Demokrat Parti iktidara geldiğinde bir yandan Anıtkabir’i hızla tamamlamış ve bir yandan da Anıtkabir yolsuzluklarının üzerine gitmiştir. Anıtkabir’den sorumlu Demokrat Partili Bayındırlık Bakanı Fahri Belen konuyla ilgili bir soruya şu cevabı vermiş ve tapu işlemlerindeki sahtekârlıkları kamuoyuna açıklamıştır. Bölgedeki araziler neden devlet namına değil de şahıslar üzerine alınmış, ne kadar alınmış ve alınan arazilere ne kadar ödenmiş hiçbiri aleni olmaması Bakanı dahi şaşırtmış;
“Bu sahada vereseler arasındaki ihtilaf ve sahiplerinin ikametgâhlarının meçhul olması gibi sebeplerle istimlâk bedelleri bankaya yatırılmak suretiyle hazine adına tescil edilen 9 parsel mevcuttur. İstimlâk bedeli 19.952 liradır. Sahipleri de Salih ve hissedarları, İbrahim ve Ziya, İsmail oğlu Ali, Kamuran kokaydın. Maalesef metrekaresi yoktur.

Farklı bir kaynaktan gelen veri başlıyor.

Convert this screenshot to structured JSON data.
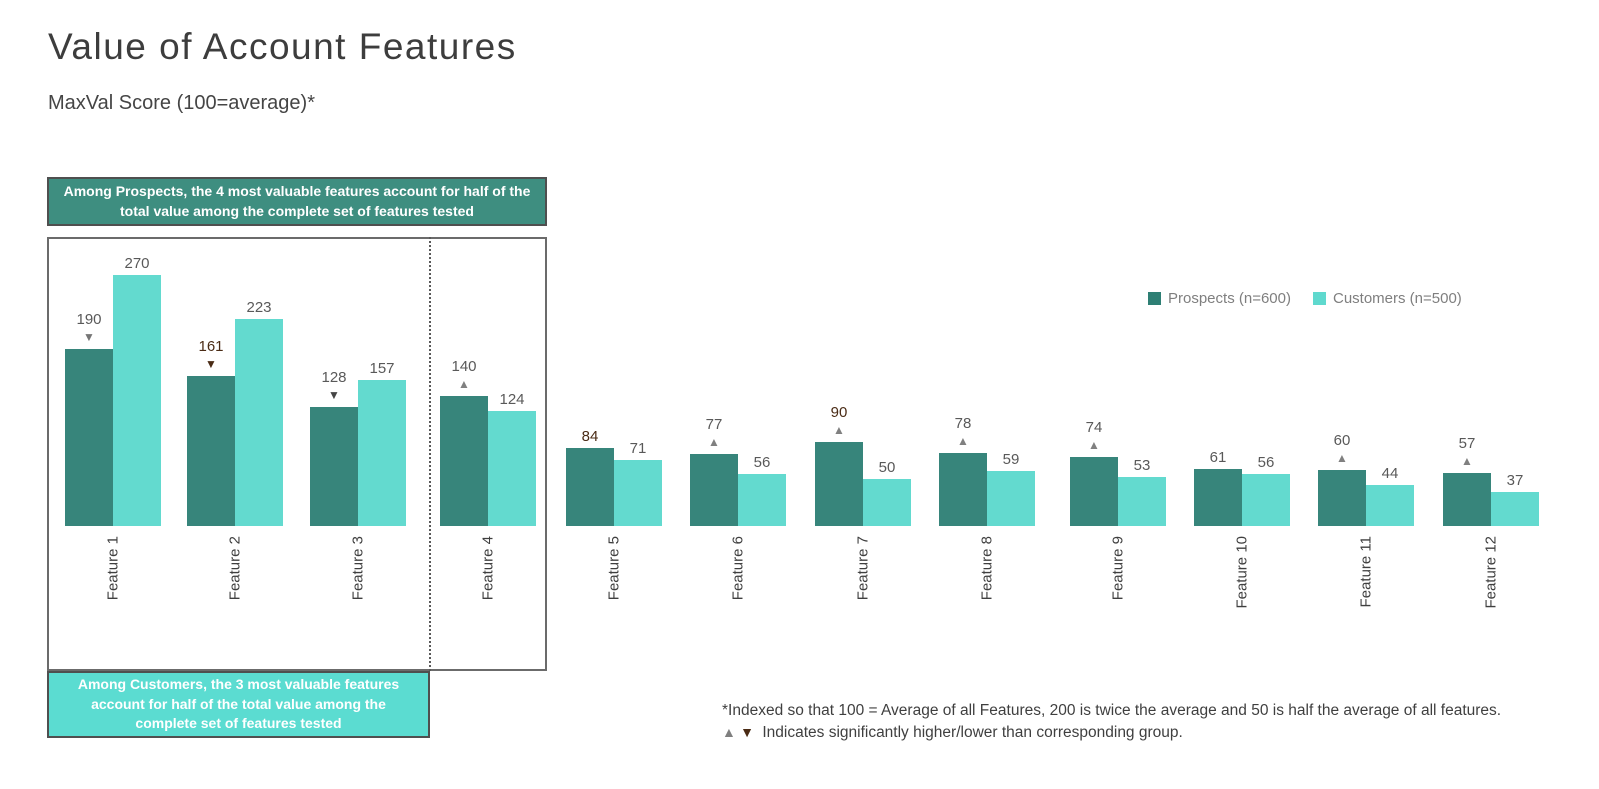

İlgili makamlardan topladığım dosyalardaki gayrimenkul sahiplerinin hüviyetleri açık değildir. Aydınlatılması gereken hususlar da vardır. Ben topladığım malumatı olduğum gibi arz etmiş bulunuyorum. Bunları tespit etmenin zaman meselesi olduğunu Sayın Tekelioğlu arkadaşımız takdir buyururlar. Ali oğlu Veli kimdir. Arayacağız. Fakat bunun aranması zaman meselesidir diyorum. Kendilerine ilgilerinden dolayı teşekkürlerimi sunarım.”
Atatürk’ün cenazesinin taşınması da yönetilemedi
Atatürk’ün Dolmabahçe Sarayından çıkışı ile oluşan izdihamda tam 11 kişi hayatını kaybetti. İsmet İnönü Cumhurbaşkanı seçilir seçilmez İstanbul valisi ve emniyet müdürünü görevden azlettiğini açıkladı. CHP’li yöneticiler bunu vatandaşın teveccühü olarak geçiştirdi.
Oysa cenazesi çıkan sanki herhangi birisiymiş gibi davranılmış ve gerekli tedbir alınmamıştı.
O gün görevli olan polis amirlerinden hiçbirisi ceza almadığı gibi gösterdikleri gayretten dolayı madalya alarak terfi ettirildiler. İnönü’nün görevden almaları ise tamamen sembolik bir anlam taşıyordu.
Yangından kaçırır gibi Cumhurbaşkanlığı seçimi
Atatürk’ün cenazesine yapılan en büyük saygısızlıklardan birisi de Paşa’nın na’şı hala Dolmabahçe’de yatarken apar topar Cumhurbaşkanlığı seçimi yapılmasıydı.
Celal Bayar, Fevzi Çakmak gibi Cumhurbaşkanlığına en yakın isimler Paşa’nın na’şına duydukları saygıdan dolayı siyasi bir manevradan kaçındı; ama İsmet İnönü elini çabuk tutarak CHP grubunu yanına çekti.
CHP’nin sicili bu kadar kabarık ve alenen ortadayken 10 Kasım konusunda ortalığı ayağa kaldırma teşebbüsleri hiç samimi gelmemektedir. Nitekim Gazi Mustafa Kemal Atatürk’ün kabrini tamamlayan ve onu büyük bir devlet töreni ile Anıtkabir’e taşıyan Adnan Menderes’i yağlı urganı layık göreceklerdi.